While the devil isn't at work during (A) Senile Animal, it certainly leaves one feeling sinister.

 


Coady Willis and Jared Warren are fans of the Melvins; of this I have no doubt. Their outfit Big Business has the musk of the Melvins all over them. Add on that Warren also fronted the mighty Karp and it's not surprising that the duo have been welcomed aboard as the Melvins' newest members. Logically, it's not surprising, but in actual fact this is deliriously jaw-dropping. In the terms of measurable "fuck yeahs," this almost ranks up with hearing Hot Snakes whip out the Drive Like Jehu standard "Bullet Train to Vegas" near the end of their set in Lawrence, Kan., a few years back.

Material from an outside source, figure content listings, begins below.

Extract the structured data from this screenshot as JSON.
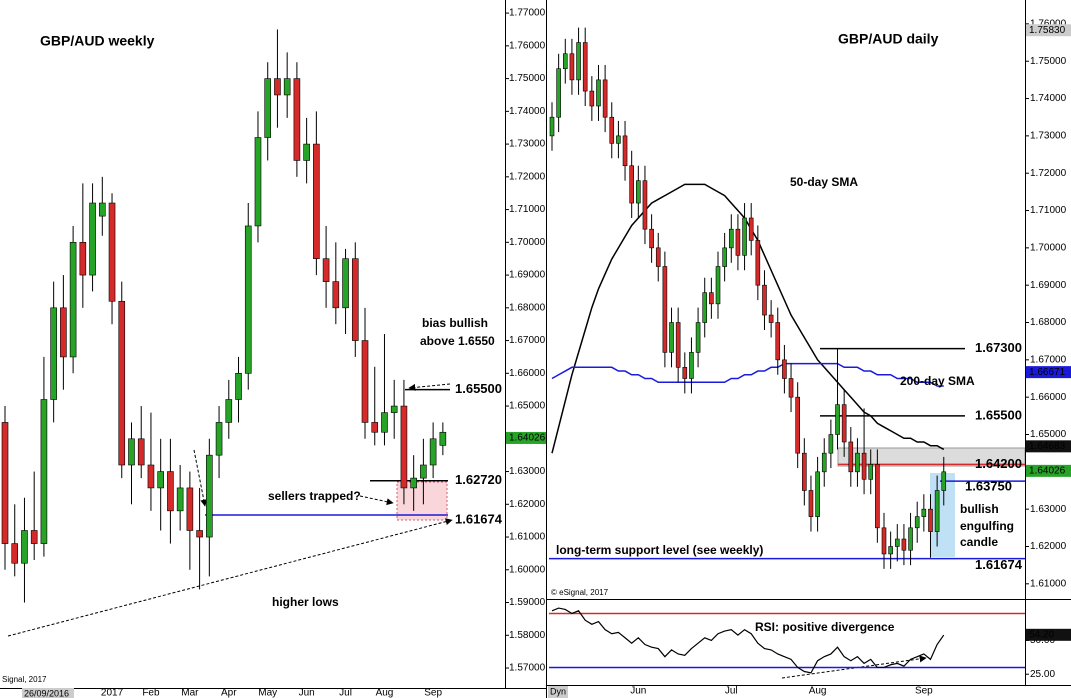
{
  "chart_data": [
    {
      "type": "candlestick",
      "title": "GBP/AUD weekly",
      "categories": [
        null,
        null,
        null,
        null,
        null,
        null,
        null,
        null,
        null,
        null,
        null,
        "2017",
        null,
        null,
        null,
        "Feb",
        null,
        null,
        null,
        "Mar",
        null,
        null,
        null,
        "Apr",
        null,
        null,
        null,
        "May",
        null,
        null,
        null,
        "Jun",
        null,
        null,
        null,
        "Jul",
        null,
        null,
        null,
        "Aug",
        null,
        null,
        null,
        null,
        "Sep",
        null
      ],
      "ohlc": [
        [
          1.645,
          1.65,
          1.6,
          1.608
        ],
        [
          1.608,
          1.62,
          1.598,
          1.602
        ],
        [
          1.602,
          1.622,
          1.59,
          1.612
        ],
        [
          1.612,
          1.63,
          1.603,
          1.608
        ],
        [
          1.608,
          1.665,
          1.604,
          1.652
        ],
        [
          1.652,
          1.688,
          1.645,
          1.68
        ],
        [
          1.68,
          1.69,
          1.655,
          1.665
        ],
        [
          1.665,
          1.705,
          1.66,
          1.7
        ],
        [
          1.7,
          1.718,
          1.68,
          1.69
        ],
        [
          1.69,
          1.718,
          1.685,
          1.712
        ],
        [
          1.708,
          1.72,
          1.702,
          1.712
        ],
        [
          1.712,
          1.715,
          1.675,
          1.682
        ],
        [
          1.682,
          1.688,
          1.628,
          1.632
        ],
        [
          1.632,
          1.645,
          1.62,
          1.64
        ],
        [
          1.64,
          1.65,
          1.628,
          1.632
        ],
        [
          1.632,
          1.648,
          1.618,
          1.625
        ],
        [
          1.625,
          1.64,
          1.612,
          1.63
        ],
        [
          1.63,
          1.64,
          1.608,
          1.618
        ],
        [
          1.618,
          1.632,
          1.612,
          1.625
        ],
        [
          1.625,
          1.63,
          1.6,
          1.612
        ],
        [
          1.612,
          1.625,
          1.594,
          1.61
        ],
        [
          1.61,
          1.64,
          1.598,
          1.635
        ],
        [
          1.635,
          1.65,
          1.628,
          1.645
        ],
        [
          1.645,
          1.658,
          1.64,
          1.652
        ],
        [
          1.652,
          1.665,
          1.645,
          1.66
        ],
        [
          1.66,
          1.712,
          1.655,
          1.705
        ],
        [
          1.705,
          1.74,
          1.7,
          1.732
        ],
        [
          1.732,
          1.755,
          1.725,
          1.75
        ],
        [
          1.75,
          1.765,
          1.735,
          1.745
        ],
        [
          1.745,
          1.758,
          1.738,
          1.75
        ],
        [
          1.75,
          1.755,
          1.72,
          1.725
        ],
        [
          1.725,
          1.738,
          1.718,
          1.73
        ],
        [
          1.73,
          1.74,
          1.69,
          1.695
        ],
        [
          1.695,
          1.705,
          1.68,
          1.688
        ],
        [
          1.688,
          1.7,
          1.675,
          1.68
        ],
        [
          1.68,
          1.698,
          1.672,
          1.695
        ],
        [
          1.695,
          1.7,
          1.665,
          1.67
        ],
        [
          1.67,
          1.68,
          1.64,
          1.645
        ],
        [
          1.645,
          1.662,
          1.638,
          1.642
        ],
        [
          1.642,
          1.672,
          1.638,
          1.648
        ],
        [
          1.648,
          1.658,
          1.64,
          1.65
        ],
        [
          1.65,
          1.658,
          1.62,
          1.625
        ],
        [
          1.625,
          1.635,
          1.618,
          1.628
        ],
        [
          1.628,
          1.64,
          1.62,
          1.632
        ],
        [
          1.632,
          1.645,
          1.628,
          1.64
        ],
        [
          1.638,
          1.645,
          1.635,
          1.642
        ]
      ],
      "up_color": "#27a327",
      "down_color": "#d42a2a",
      "ylim": [
        1.5639,
        1.774
      ],
      "yticks": [
        {
          "value": 1.77,
          "label": "1.77000"
        },
        {
          "value": 1.76,
          "label": "1.76000"
        },
        {
          "value": 1.75,
          "label": "1.75000"
        },
        {
          "value": 1.74,
          "label": "1.74000"
        },
        {
          "value": 1.73,
          "label": "1.73000"
        },
        {
          "value": 1.72,
          "label": "1.72000"
        },
        {
          "value": 1.71,
          "label": "1.71000"
        },
        {
          "value": 1.7,
          "label": "1.70000"
        },
        {
          "value": 1.69,
          "label": "1.69000"
        },
        {
          "value": 1.68,
          "label": "1.68000"
        },
        {
          "value": 1.67,
          "label": "1.67000"
        },
        {
          "value": 1.66,
          "label": "1.66000"
        },
        {
          "value": 1.65,
          "label": "1.65000"
        },
        {
          "value": 1.64,
          "label": "1.64000"
        },
        {
          "value": 1.63,
          "label": "1.63000"
        },
        {
          "value": 1.62,
          "label": "1.62000"
        },
        {
          "value": 1.61,
          "label": "1.61000"
        },
        {
          "value": 1.6,
          "label": "1.60000"
        },
        {
          "value": 1.59,
          "label": "1.59000"
        },
        {
          "value": 1.58,
          "label": "1.58000"
        },
        {
          "value": 1.57,
          "label": "1.57000"
        }
      ],
      "tags": [
        {
          "value": 1.64026,
          "label": "1.64026",
          "color": "#27a327"
        }
      ],
      "levels": [
        {
          "value": 1.655,
          "label": "1.65500",
          "color": "#000000"
        },
        {
          "value": 1.6272,
          "label": "1.62720",
          "color": "#000000"
        },
        {
          "value": 1.61674,
          "label": "1.61674",
          "color": "#1a1adb"
        }
      ],
      "annotations": [
        "bias bullish",
        "above 1.6550",
        "sellers trapped?",
        "higher lows"
      ],
      "date_label": "26/09/2016",
      "footer": "Signal, 2017"
    },
    {
      "type": "candlestick",
      "title": "GBP/AUD daily",
      "categories": [
        null,
        null,
        null,
        null,
        null,
        null,
        null,
        null,
        null,
        null,
        null,
        null,
        null,
        "Jun",
        null,
        null,
        null,
        null,
        null,
        null,
        null,
        null,
        null,
        null,
        null,
        null,
        null,
        "Jul",
        null,
        null,
        null,
        null,
        null,
        null,
        null,
        null,
        null,
        null,
        null,
        null,
        "Aug",
        null,
        null,
        null,
        null,
        null,
        null,
        null,
        null,
        null,
        null,
        null,
        null,
        null,
        null,
        null,
        "Sep",
        null,
        null,
        null
      ],
      "ohlc": [
        [
          1.73,
          1.739,
          1.726,
          1.735
        ],
        [
          1.735,
          1.752,
          1.731,
          1.748
        ],
        [
          1.748,
          1.756,
          1.744,
          1.752
        ],
        [
          1.752,
          1.756,
          1.741,
          1.745
        ],
        [
          1.745,
          1.759,
          1.741,
          1.755
        ],
        [
          1.755,
          1.759,
          1.738,
          1.742
        ],
        [
          1.742,
          1.746,
          1.734,
          1.738
        ],
        [
          1.738,
          1.749,
          1.734,
          1.745
        ],
        [
          1.745,
          1.749,
          1.731,
          1.735
        ],
        [
          1.735,
          1.739,
          1.724,
          1.728
        ],
        [
          1.728,
          1.734,
          1.724,
          1.73
        ],
        [
          1.73,
          1.734,
          1.718,
          1.722
        ],
        [
          1.722,
          1.726,
          1.708,
          1.712
        ],
        [
          1.712,
          1.722,
          1.708,
          1.718
        ],
        [
          1.718,
          1.722,
          1.701,
          1.705
        ],
        [
          1.705,
          1.709,
          1.696,
          1.7
        ],
        [
          1.7,
          1.704,
          1.691,
          1.695
        ],
        [
          1.695,
          1.699,
          1.668,
          1.672
        ],
        [
          1.672,
          1.684,
          1.668,
          1.68
        ],
        [
          1.68,
          1.684,
          1.664,
          1.668
        ],
        [
          1.668,
          1.672,
          1.661,
          1.665
        ],
        [
          1.665,
          1.676,
          1.661,
          1.672
        ],
        [
          1.672,
          1.684,
          1.668,
          1.68
        ],
        [
          1.68,
          1.692,
          1.676,
          1.688
        ],
        [
          1.688,
          1.692,
          1.681,
          1.685
        ],
        [
          1.685,
          1.699,
          1.681,
          1.695
        ],
        [
          1.695,
          1.704,
          1.691,
          1.7
        ],
        [
          1.7,
          1.709,
          1.696,
          1.705
        ],
        [
          1.705,
          1.709,
          1.694,
          1.698
        ],
        [
          1.698,
          1.712,
          1.694,
          1.708
        ],
        [
          1.708,
          1.712,
          1.698,
          1.702
        ],
        [
          1.702,
          1.706,
          1.686,
          1.69
        ],
        [
          1.69,
          1.694,
          1.678,
          1.682
        ],
        [
          1.682,
          1.686,
          1.676,
          1.68
        ],
        [
          1.68,
          1.684,
          1.666,
          1.67
        ],
        [
          1.67,
          1.674,
          1.661,
          1.665
        ],
        [
          1.665,
          1.669,
          1.656,
          1.66
        ],
        [
          1.66,
          1.664,
          1.641,
          1.645
        ],
        [
          1.645,
          1.649,
          1.631,
          1.635
        ],
        [
          1.635,
          1.639,
          1.624,
          1.628
        ],
        [
          1.628,
          1.644,
          1.624,
          1.64
        ],
        [
          1.64,
          1.649,
          1.636,
          1.645
        ],
        [
          1.645,
          1.654,
          1.641,
          1.65
        ],
        [
          1.65,
          1.673,
          1.646,
          1.658
        ],
        [
          1.658,
          1.662,
          1.644,
          1.648
        ],
        [
          1.648,
          1.652,
          1.636,
          1.64
        ],
        [
          1.64,
          1.649,
          1.636,
          1.645
        ],
        [
          1.645,
          1.657,
          1.634,
          1.638
        ],
        [
          1.638,
          1.646,
          1.634,
          1.642
        ],
        [
          1.642,
          1.646,
          1.621,
          1.625
        ],
        [
          1.625,
          1.629,
          1.614,
          1.618
        ],
        [
          1.618,
          1.624,
          1.614,
          1.62
        ],
        [
          1.62,
          1.626,
          1.616,
          1.622
        ],
        [
          1.622,
          1.626,
          1.615,
          1.619
        ],
        [
          1.619,
          1.629,
          1.615,
          1.625
        ],
        [
          1.625,
          1.632,
          1.621,
          1.628
        ],
        [
          1.628,
          1.634,
          1.624,
          1.63
        ],
        [
          1.63,
          1.634,
          1.617,
          1.624
        ],
        [
          1.624,
          1.639,
          1.62,
          1.635
        ],
        [
          1.635,
          1.644,
          1.631,
          1.64
        ]
      ],
      "up_color": "#27a327",
      "down_color": "#d42a2a",
      "series": [
        {
          "name": "50-day SMA",
          "color": "#000000",
          "values": [
            1.645,
            1.652,
            1.659,
            1.666,
            1.672,
            1.678,
            1.684,
            1.689,
            1.693,
            1.697,
            1.7,
            1.703,
            1.706,
            1.708,
            1.71,
            1.712,
            1.713,
            1.714,
            1.715,
            1.716,
            1.717,
            1.717,
            1.717,
            1.717,
            1.716,
            1.715,
            1.714,
            1.712,
            1.71,
            1.708,
            1.705,
            1.702,
            1.698,
            1.694,
            1.69,
            1.686,
            1.682,
            1.679,
            1.676,
            1.673,
            1.67,
            1.668,
            1.666,
            1.664,
            1.662,
            1.66,
            1.658,
            1.656,
            1.655,
            1.653,
            1.652,
            1.651,
            1.65,
            1.649,
            1.649,
            1.648,
            1.648,
            1.647,
            1.647,
            1.646
          ]
        },
        {
          "name": "200-day SMA",
          "color": "#1a1adb",
          "values": [
            1.665,
            1.666,
            1.667,
            1.668,
            1.668,
            1.668,
            1.668,
            1.668,
            1.668,
            1.668,
            1.667,
            1.667,
            1.666,
            1.666,
            1.665,
            1.665,
            1.664,
            1.664,
            1.664,
            1.664,
            1.664,
            1.664,
            1.664,
            1.664,
            1.664,
            1.664,
            1.664,
            1.665,
            1.665,
            1.666,
            1.666,
            1.667,
            1.667,
            1.668,
            1.668,
            1.669,
            1.669,
            1.669,
            1.669,
            1.669,
            1.669,
            1.669,
            1.669,
            1.669,
            1.668,
            1.668,
            1.668,
            1.667,
            1.667,
            1.666,
            1.666,
            1.666,
            1.665,
            1.665,
            1.665,
            1.664,
            1.664,
            1.664,
            1.663,
            1.663
          ]
        }
      ],
      "ylim": [
        1.6062,
        1.7664
      ],
      "yticks": [
        {
          "value": 1.76,
          "label": "1.76000"
        },
        {
          "value": 1.75,
          "label": "1.75000"
        },
        {
          "value": 1.74,
          "label": "1.74000"
        },
        {
          "value": 1.73,
          "label": "1.73000"
        },
        {
          "value": 1.72,
          "label": "1.72000"
        },
        {
          "value": 1.71,
          "label": "1.71000"
        },
        {
          "value": 1.7,
          "label": "1.70000"
        },
        {
          "value": 1.69,
          "label": "1.69000"
        },
        {
          "value": 1.68,
          "label": "1.68000"
        },
        {
          "value": 1.67,
          "label": "1.67000"
        },
        {
          "value": 1.66,
          "label": "1.66000"
        },
        {
          "value": 1.65,
          "label": "1.65000"
        },
        {
          "value": 1.64,
          "label": "1.64000"
        },
        {
          "value": 1.63,
          "label": "1.63000"
        },
        {
          "value": 1.62,
          "label": "1.62000"
        },
        {
          "value": 1.61,
          "label": "1.61000"
        }
      ],
      "tags": [
        {
          "value": 1.7583,
          "label": "1.75830",
          "color": "#cccccc"
        },
        {
          "value": 1.66671,
          "label": "1.66671",
          "color": "#1a1adb"
        },
        {
          "value": 1.64683,
          "label": "1.64683",
          "color": "#111111"
        },
        {
          "value": 1.64026,
          "label": "1.64026",
          "color": "#27a327"
        }
      ],
      "levels": [
        {
          "value": 1.673,
          "label": "1.67300",
          "color": "#000000"
        },
        {
          "value": 1.655,
          "label": "1.65500",
          "color": "#000000"
        },
        {
          "value": 1.642,
          "label": "1.64200",
          "color": "#d42a2a"
        },
        {
          "value": 1.6375,
          "label": "1.63750",
          "color": "#1a1adb"
        },
        {
          "value": 1.61674,
          "label": "1.61674",
          "color": "#1a1adb"
        }
      ],
      "annotations": [
        "bullish",
        "engulfing",
        "candle",
        "long-term support level (see weekly)"
      ],
      "footer": "© eSignal, 2017",
      "corner": "Dyn"
    },
    {
      "type": "line",
      "title": "RSI: positive divergence",
      "values": [
        72,
        74,
        73,
        70,
        72,
        65,
        62,
        64,
        58,
        55,
        56,
        52,
        48,
        52,
        47,
        45,
        44,
        38,
        43,
        40,
        39,
        44,
        48,
        52,
        50,
        55,
        57,
        58,
        54,
        58,
        55,
        48,
        44,
        43,
        40,
        38,
        36,
        30,
        27,
        26,
        35,
        38,
        40,
        45,
        38,
        35,
        38,
        33,
        36,
        30,
        30,
        32,
        33,
        31,
        36,
        38,
        40,
        36,
        47,
        54
      ],
      "color": "#000000",
      "ylim": [
        17,
        80
      ],
      "yticks": [
        {
          "value": 50,
          "label": "50.00"
        },
        {
          "value": 25,
          "label": "25.00"
        }
      ],
      "levels": [
        {
          "value": 70,
          "color": "#d42a2a"
        },
        {
          "value": 30,
          "color": "#1a1adb"
        }
      ],
      "tags": [
        {
          "value": 54.2,
          "label": "54.20",
          "color": "#111111"
        }
      ]
    }
  ]
}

While definitely a Melvins record, the touch of the gentlemen from Big Business clearly permeates all over this disc. Willis and Warren joining Buzz Osbourne and Dale Crover means a lot of things. Mainly it means multiple vocalists, double drums, double bass, and double guitars. That, my friend, translates to (A) Senile Animal being "one of the best of their careers." The previous quote comes from the pen of their PR firm-who would probably say the same thing if it was absolutely awful. However, this time around flagpole, it happens to ring a mighty true. While this is drenched from the pool of music writer clichés, (A) Senile Animal absolutely rocks. Not to discount the excellent work by rhythm section, but the guitar work and the continuous game vocal tag are top notch. Frequently, the tunes on this record elicit devilish grins. We are talking about Nicholson grinning devilishly throughout The Shining, Karen Black in Trilogy of Terror, and Gomer Pyle's grin seconds before he blows his brains out in Full Metal Jacket. While the devil isn't at work during (A) Senile Animal, it certainly leaves one feeling sinister. To unleash your inner demon, check out "The Talking Horse," "Blood Witch," "Rat Faced," "The Hawk," and "A History of Bad Men." To repeat, this disc is tremendous and is definitely one of the best CDs of 2006.